Les médias nationaux programmaient reportages, documentaires et débats à la gloire du "camarade Fidel".
La crémation tenue secrète
Parmi les 11,2 millions d'habitants de l'île, beaucoup ne dissimulaient pas leur peine face à la perte de ce géant du XXe siècle, qui a su tenir tête pendant près d'un demi-siècle à la superpuissance américaine.
Car même s'il a d'une main de fer fait taire toute opposition, emprisonnée ou exilée, et si la ferveur révolutionnaire a eu tendance à s'estomper, l'ex-président retiré du pouvoir depuis 10 ans demeurait très respecté et admiré sur l'île.
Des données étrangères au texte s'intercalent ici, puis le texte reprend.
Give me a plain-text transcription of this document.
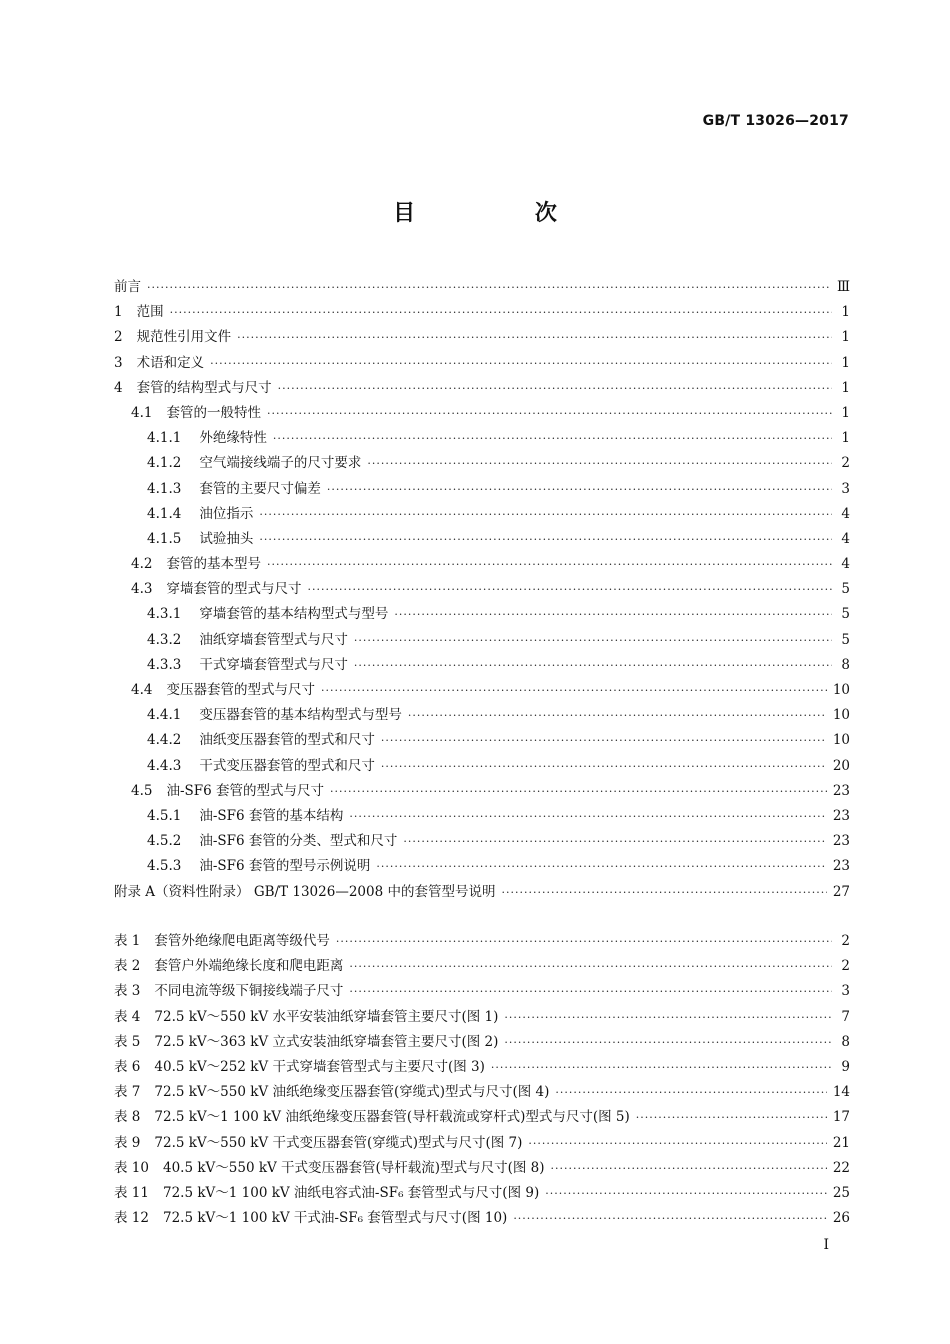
GB/T 13026—2017
目 次
前言 ·····	Ⅲ
1 范围 ·····	1
2 规范性引用文件 ·····	1
3 术语和定义 ·····	1
4 套管的结构型式与尺寸 ·····	1
4.1 套管的一般特性 ·····	1
4.1.1 外绝缘特性 ·····	1
4.1.2 空气端接线端子的尺寸要求 ·····	2
4.1.3 套管的主要尺寸偏差 ·····	3
4.1.4 油位指示 ·····	4
4.1.5 试验抽头 ·····	4
4.2 套管的基本型号 ·····	4
4.3 穿墙套管的型式与尺寸 ·····	5
4.3.1 穿墙套管的基本结构型式与型号 ·····	5
4.3.2 油纸穿墙套管型式与尺寸 ·····	5
4.3.3 干式穿墙套管型式与尺寸 ·····	8
4.4 变压器套管的型式与尺寸 ·····	10
4.4.1 变压器套管的基本结构型式与型号 ·····	10
4.4.2 油纸变压器套管的型式和尺寸 ·····	10
4.4.3 干式变压器套管的型式和尺寸 ·····	20
4.5 油-SF6 套管的型式与尺寸 ·····	23
4.5.1 油-SF6 套管的基本结构 ·····	23
4.5.2 油-SF6 套管的分类、型式和尺寸 ·····	23
4.5.3 油-SF6 套管的型号示例说明 ·····	23
附录 A（资料性附录） GB/T 13026—2008 中的套管型号说明 ·····	27
表 1 套管外绝缘爬电距离等级代号 ·····	2
表 2 套管户外端绝缘长度和爬电距离 ·····	2
表 3 不同电流等级下铜接线端子尺寸 ·····	3
表 4 72.5 kV～550 kV 水平安装油纸穿墙套管主要尺寸(图 1) ·····	7
表 5 72.5 kV～363 kV 立式安装油纸穿墙套管主要尺寸(图 2) ·····	8
表 6 40.5 kV～252 kV 干式穿墙套管型式与主要尺寸(图 3) ·····	9
表 7 72.5 kV～550 kV 油纸绝缘变压器套管(穿缆式)型式与尺寸(图 4) ·····	14
表 8 72.5 kV～1 100 kV 油纸绝缘变压器套管(导杆载流或穿杆式)型式与尺寸(图 5) ·····	17
表 9 72.5 kV～550 kV 干式变压器套管(穿缆式)型式与尺寸(图 7) ·····	21
表 10 40.5 kV～550 kV 干式变压器套管(导杆载流)型式与尺寸(图 8) ·····	22
表 11 72.5 kV～1 100 kV 油纸电容式油-SF₆ 套管型式与尺寸(图 9) ·····	25
表 12 72.5 kV～1 100 kV 干式油-SF₆ 套管型式与尺寸(图 10) ·····	26
I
"J'aurais souhaité qu'il vive 30 ans de plus, mais bon, personne ne peut vaincre le destin", a notamment confié à l'AFP Guillermo Suarez, un maçon de La Havane.
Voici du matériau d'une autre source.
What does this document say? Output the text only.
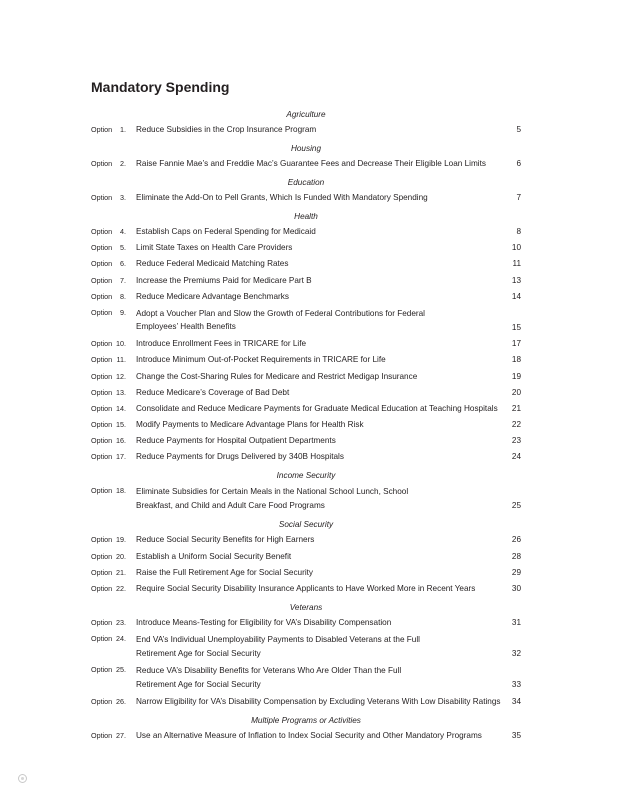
Mandatory Spending
Agriculture
Option	1. Reduce Subsidies in the Crop Insurance Program	5
Housing
Option	2. Raise Fannie Mae’s and Freddie Mac’s Guarantee Fees and Decrease Their Eligible Loan Limits	6
Education
Option	3. Eliminate the Add-On to Pell Grants, Which Is Funded With Mandatory Spending	7
Health
Option	4. Establish Caps on Federal Spending for Medicaid	8
Option	5. Limit State Taxes on Health Care Providers	10
Option	6. Reduce Federal Medicaid Matching Rates	11
Option	7. Increase the Premiums Paid for Medicare Part B	13
Option	8. Reduce Medicare Advantage Benchmarks	14
Option	9. Adopt a Voucher Plan and Slow the Growth of Federal Contributions for Federal
Employees’ Health Benefits	15
Option 10. Introduce Enrollment Fees in TRICARE for Life	17
Option 11. Introduce Minimum Out-of-Pocket Requirements in TRICARE for Life	18
Option 12. Change the Cost-Sharing Rules for Medicare and Restrict Medigap Insurance	19
Option 13. Reduce Medicare’s Coverage of Bad Debt	20
Option 14. Consolidate and Reduce Medicare Payments for Graduate Medical Education at Teaching Hospitals	21
Option 15. Modify Payments to Medicare Advantage Plans for Health Risk	22
Option 16. Reduce Payments for Hospital Outpatient Departments	23
Option 17. Reduce Payments for Drugs Delivered by 340B Hospitals	24
Income Security
Option 18. Eliminate Subsidies for Certain Meals in the National School Lunch, School
Breakfast, and Child and Adult Care Food Programs	25
Social Security
Option 19. Reduce Social Security Benefits for High Earners	26
Option 20. Establish a Uniform Social Security Benefit	28
Option 21. Raise the Full Retirement Age for Social Security	29
Option 22. Require Social Security Disability Insurance Applicants to Have Worked More in Recent Years	30
Veterans
Option 23. Introduce Means-Testing for Eligibility for VA’s Disability Compensation	31
Option 24. End VA’s Individual Unemployability Payments to Disabled Veterans at the Full
Retirement Age for Social Security	32
Option 25. Reduce VA’s Disability Benefits for Veterans Who Are Older Than the Full
Retirement Age for Social Security	33
Option 26. Narrow Eligibility for VA’s Disability Compensation by Excluding Veterans With Low Disability Ratings	34
Multiple Programs or Activities
Option 27. Use an Alternative Measure of Inflation to Index Social Security and Other Mandatory Programs	35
Mais des Cubains exprimaient aussi le sentiment d'incertitude dans lequel les a plongés la mort du "Lider Maximo".
"Fidel était le protecteur de l'île, il s'occupait de tout", dit Indiana Valdes, une employée de banque, "on ne sait pas s'il y aura des changements".
"Est-ce que le socialisme survivra à Fidel ?", s'interroge cette femme, évoquant "toutes ces années" passées sous le règne des Castro. "Je ne sais pas", dit-elle en haussant les épaules.
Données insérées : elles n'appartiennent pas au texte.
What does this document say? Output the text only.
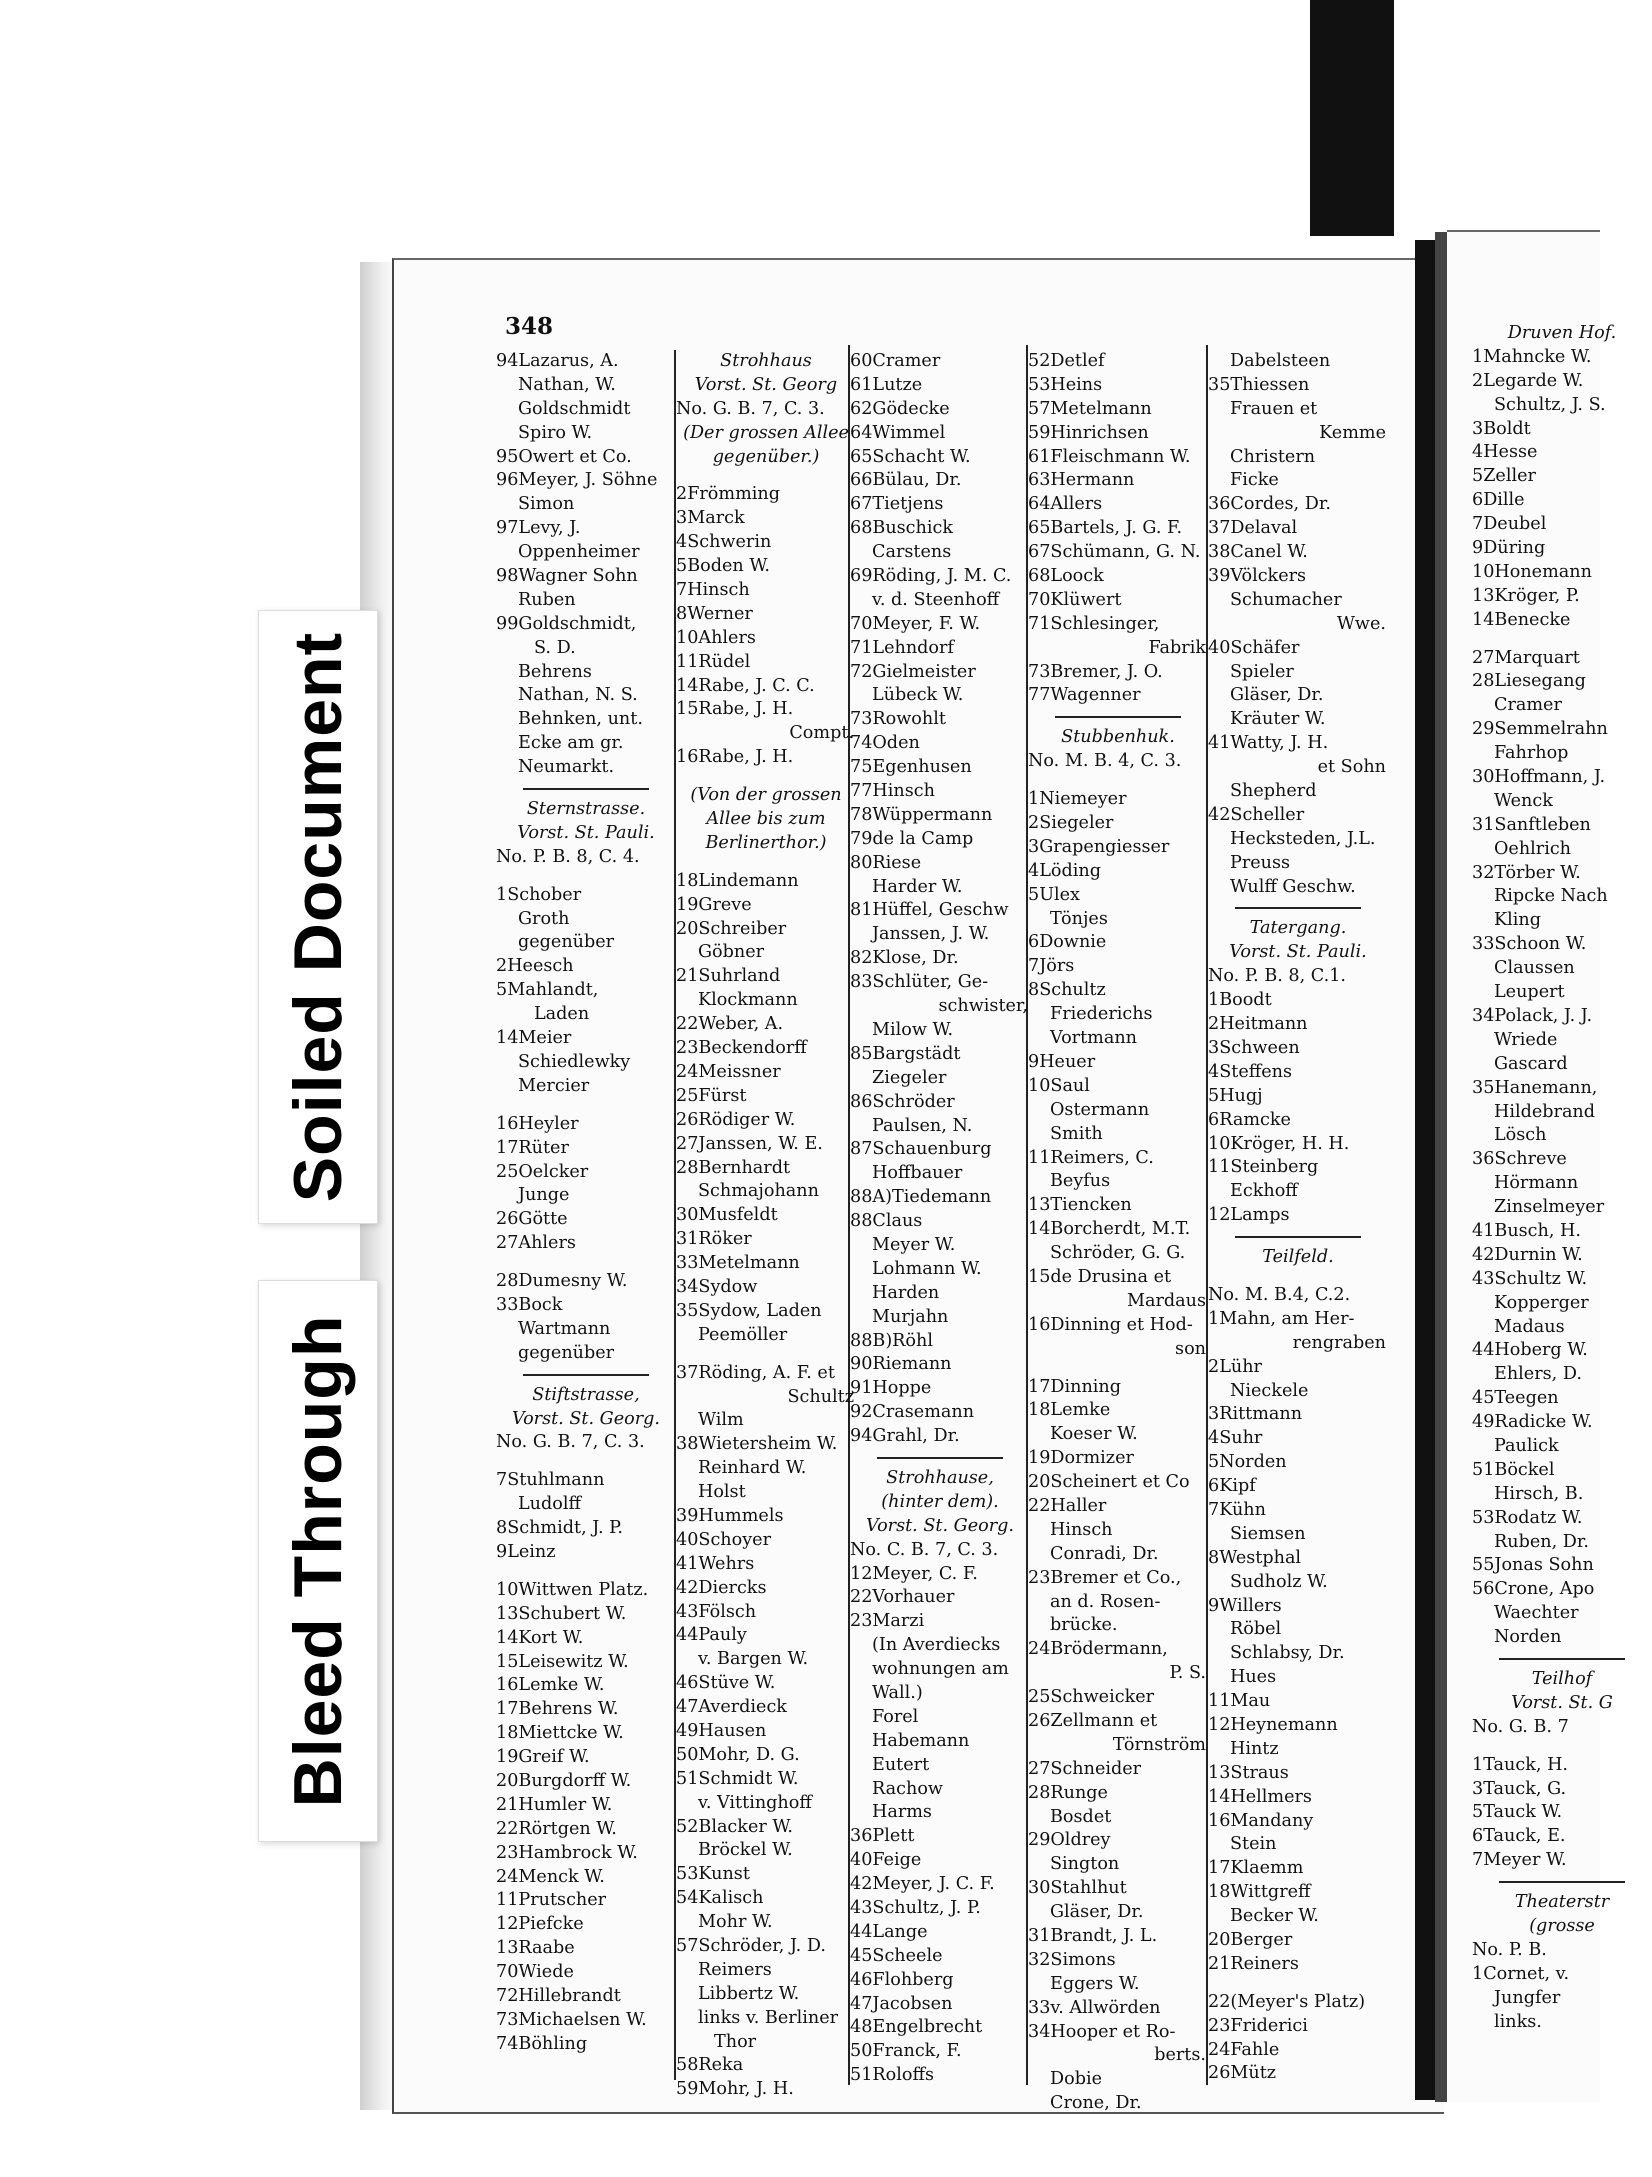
Soiled Document
Bleed Through
348
94Lazarus, A.
Nathan, W.
Goldschmidt
Spiro W.
95Owert et Co.
96Meyer, J. Söhne
Simon
97Levy, J.
Oppenheimer
98Wagner Sohn
Ruben
99Goldschmidt,
S. D.
Behrens
Nathan, N. S.
Behnken, unt.
Ecke am gr.
Neumarkt.
Sternstrasse.
Vorst. St. Pauli.
No. P. B. 8, C. 4.
1Schober
Groth
gegenüber
2Heesch
5Mahlandt,
Laden
14Meier
Schiedlewky
Mercier
16Heyler
17Rüter
25Oelcker
Junge
26Götte
27Ahlers
28Dumesny W.
33Bock
Wartmann
gegenüber
Stiftstrasse,
Vorst. St. Georg.
No. G. B. 7, C. 3.
7Stuhlmann
Ludolff
8Schmidt, J. P.
9Leinz
10Wittwen Platz.
13Schubert W.
14Kort W.
15Leisewitz W.
16Lemke W.
17Behrens W.
18Miettcke W.
19Greif W.
20Burgdorff W.
21Humler W.
22Rörtgen W.
23Hambrock W.
24Menck W.
11Prutscher
12Piefcke
13Raabe
70Wiede
72Hillebrandt
73Michaelsen W.
74Böhling
Strohhaus
Vorst. St. Georg
No. G. B. 7, C. 3.
(Der grossen Allee
gegenüber.)
2Frömming
3Marck
4Schwerin
5Boden W.
7Hinsch
8Werner
10Ahlers
11Rüdel
14Rabe, J. C. C.
15Rabe, J. H.
Compt.
16Rabe, J. H.
(Von der grossen
Allee bis zum
Berlinerthor.)
18Lindemann
19Greve
20Schreiber
Göbner
21Suhrland
Klockmann
22Weber, A.
23Beckendorff
24Meissner
25Fürst
26Rödiger W.
27Janssen, W. E.
28Bernhardt
Schmajohann
30Musfeldt
31Röker
33Metelmann
34Sydow
35Sydow, Laden
Peemöller
37Röding, A. F. et
Schultz
Wilm
38Wietersheim W.
Reinhard W.
Holst
39Hummels
40Schoyer
41Wehrs
42Diercks
43Fölsch
44Pauly
v. Bargen W.
46Stüve W.
47Averdieck
49Hausen
50Mohr, D. G.
51Schmidt W.
v. Vittinghoff
52Blacker W.
Bröckel W.
53Kunst
54Kalisch
Mohr W.
57Schröder, J. D.
Reimers
Libbertz W.
links v. Berliner
Thor
58Reka
59Mohr, J. H.
60Cramer
61Lutze
62Gödecke
64Wimmel
65Schacht W.
66Bülau, Dr.
67Tietjens
68Buschick
Carstens
69Röding, J. M. C.
v. d. Steenhoff
70Meyer, F. W.
71Lehndorf
72Gielmeister
Lübeck W.
73Rowohlt
74Oden
75Egenhusen
77Hinsch
78Wüppermann
79de la Camp
80Riese
Harder W.
81Hüffel, Geschw
Janssen, J. W.
82Klose, Dr.
83Schlüter, Ge-
schwister,
Milow W.
85Bargstädt
Ziegeler
86Schröder
Paulsen, N.
87Schauenburg
Hoffbauer
88A)Tiedemann
88Claus
Meyer W.
Lohmann W.
Harden
Murjahn
88B)Röhl
90Riemann
91Hoppe
92Crasemann
94Grahl, Dr.
Strohhause,
(hinter dem).
Vorst. St. Georg.
No. C. B. 7, C. 3.
12Meyer, C. F.
22Vorhauer
23Marzi
(In Averdiecks
wohnungen am
Wall.)
Forel
Habemann
Eutert
Rachow
Harms
36Plett
40Feige
42Meyer, J. C. F.
43Schultz, J. P.
44Lange
45Scheele
46Flohberg
47Jacobsen
48Engelbrecht
50Franck, F.
51Roloffs
52Detlef
53Heins
57Metelmann
59Hinrichsen
61Fleischmann W.
63Hermann
64Allers
65Bartels, J. G. F.
67Schümann, G. N.
68Loock
70Klüwert
71Schlesinger,
Fabrik
73Bremer, J. O.
77Wagenner
Stubbenhuk.
No. M. B. 4, C. 3.
1Niemeyer
2Siegeler
3Grapengiesser
4Löding
5Ulex
Tönjes
6Downie
7Jörs
8Schultz
Friederichs
Vortmann
9Heuer
10Saul
Ostermann
Smith
11Reimers, C.
Beyfus
13Tiencken
14Borcherdt, M.T.
Schröder, G. G.
15de Drusina et
Mardaus
16Dinning et Hod-
son
17Dinning
18Lemke
Koeser W.
19Dormizer
20Scheinert et Co
22Haller
Hinsch
Conradi, Dr.
23Bremer et Co.,
an d. Rosen-
brücke.
24Brödermann,
P. S.
25Schweicker
26Zellmann et
Törnström
27Schneider
28Runge
Bosdet
29Oldrey
Sington
30Stahlhut
Gläser, Dr.
31Brandt, J. L.
32Simons
Eggers W.
33v. Allwörden
34Hooper et Ro-
berts.
Dobie
Crone, Dr.
Dabelsteen
35Thiessen
Frauen et
Kemme
Christern
Ficke
36Cordes, Dr.
37Delaval
38Canel W.
39Völckers
Schumacher
Wwe.
40Schäfer
Spieler
Gläser, Dr.
Kräuter W.
41Watty, J. H.
et Sohn
Shepherd
42Scheller
Hecksteden, J.L.
Preuss
Wulff Geschw.
Tatergang.
Vorst. St. Pauli.
No. P. B. 8, C.1.
1Boodt
2Heitmann
3Schween
4Steffens
5Hugj
6Ramcke
10Kröger, H. H.
11Steinberg
Eckhoff
12Lamps
Teilfeld.
No. M. B.4, C.2.
1Mahn, am Her-
rengraben
2Lühr
Nieckele
3Rittmann
4Suhr
5Norden
6Kipf
7Kühn
Siemsen
8Westphal
Sudholz W.
9Willers
Röbel
Schlabsy, Dr.
Hues
11Mau
12Heynemann
Hintz
13Straus
14Hellmers
16Mandany
Stein
17Klaemm
18Wittgreff
Becker W.
20Berger
21Reiners
22(Meyer's Platz)
23Friderici
24Fahle
26Mütz
Druven Hof.
1Mahncke W.
2Legarde W.
Schultz, J. S.
3Boldt
4Hesse
5Zeller
6Dille
7Deubel
9Düring
10Honemann
13Kröger, P.
14Benecke
27Marquart
28Liesegang
Cramer
29Semmelrahn
Fahrhop
30Hoffmann, J.
Wenck
31Sanftleben
Oehlrich
32Törber W.
Ripcke Nach
Kling
33Schoon W.
Claussen
Leupert
34Polack, J. J.
Wriede
Gascard
35Hanemann,
Hildebrand
Lösch
36Schreve
Hörmann
Zinselmeyer
41Busch, H.
42Durnin W.
43Schultz W.
Kopperger
Madaus
44Hoberg W.
Ehlers, D.
45Teegen
49Radicke W.
Paulick
51Böckel
Hirsch, B.
53Rodatz W.
Ruben, Dr.
55Jonas Sohn
56Crone, Apo
Waechter
Norden
Teilhof
Vorst. St. G
No. G. B. 7
1Tauck, H.
3Tauck, G.
5Tauck W.
6Tauck, E.
7Meyer W.
Theaterstr
(grosse
No. P. B.
1Cornet, v.
Jungfer
links.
Le "Lider Maximo" avait cédé le pouvoir à son frère Raul en 2006 après une hémorragie intestinale. Entre février 2014 et avril 2015, il avait totalement disparu des écrans cubains, ce qui nourrissait de nombreuses rumeurs sur son état de santé. Mais depuis un an et demi, même si ses déplacements restaient limités, il avait recommencé à recevoir chez lui personnalités et les dignitaires étrangers.
A l'ombre de son frère, Raul Castro a engagé ces dix dernières années un lent processus de réformes économiques destinées à sauver Cuba de la faillite avec une ouverture accrue à l'initiative privée et à l'investissement étranger.
"Le socialisme a survécu à la longue maladie de Fidel Castro et il continuera certainement après sa mort", juge Jorge Duany, directeur de l'institut de recherche cubaine à l'université internationale de Floride.
Cependant, cet expert estime que son décès "accélérera probablement les réformes économiques". Mais "il faudra sûrement attendre le retrait de la présidence de Raul, annoncé pour 2018, pour évaluer plus clairement s'il y aura des changements substantiels à la tête" de l'Etat, ajoute-t-il.
'Dictateur' ou 'figure historique' ?
Pour la deuxième nuit consécutive, des Cubains de Miami ont célébré dans leur quartier de "Little Havana" la mort de Fidel Castro, jusqu'à l'aube dimanche.
"Je ne me fatigue pas de faire la fête (...) parce que je pensais que ce moment n'arriverait jamais", dit une femme, Delsy, devant le Café Versailles, point de ralliement depuis des décennies des exilés cubains.
"Fidel, toi le tyran, emmène aussi ton frère", scandaient certains exilés dans une cacophonie de klaxons, tambours et chansons.
L'annonce de la mort de cette figure centrale de la Guerre froide a déclenché une pluie de réactions dans le monde entier.
Le président-élu des Etats-Unis Donald Trump a dénoncé un "dictateur brutal qui a opprimé son propre peuple", promettant de "tout" faire pour contribuer à la liberté du peuple cubain, et confirmant à demi-mot ses réserves sur le rapprochement entamé depuis fin 2014 entre les Etats-Unis et Cuba.
"L'histoire jugera de l'impact énorme" de Fidel Castro, avait auparavant déclaré le président américain Barack Obama, ajoutant : "Nous avons travaillé dur" pour tourner la page de la "discorde".
Le président russe Vladimir Poutine a quant à lui salué un "homme d'Etat émérite" et "un ami sincère et fiable de la Russie", tandis que le roi d'Espagne rendait hommage à une "figure d'une indiscutable importance historique".
Pour le chauffeur de taxi Carlos Manuel, "le plus important reste que (Fidel) est mort quand Dieu l'a voulu, et non quand l'ont voulu les contre-révolutionnaires" et les Cubains de Miami, accusés d'avoir commandité des centaines de tentatives d'assassinats contre le "Comandante".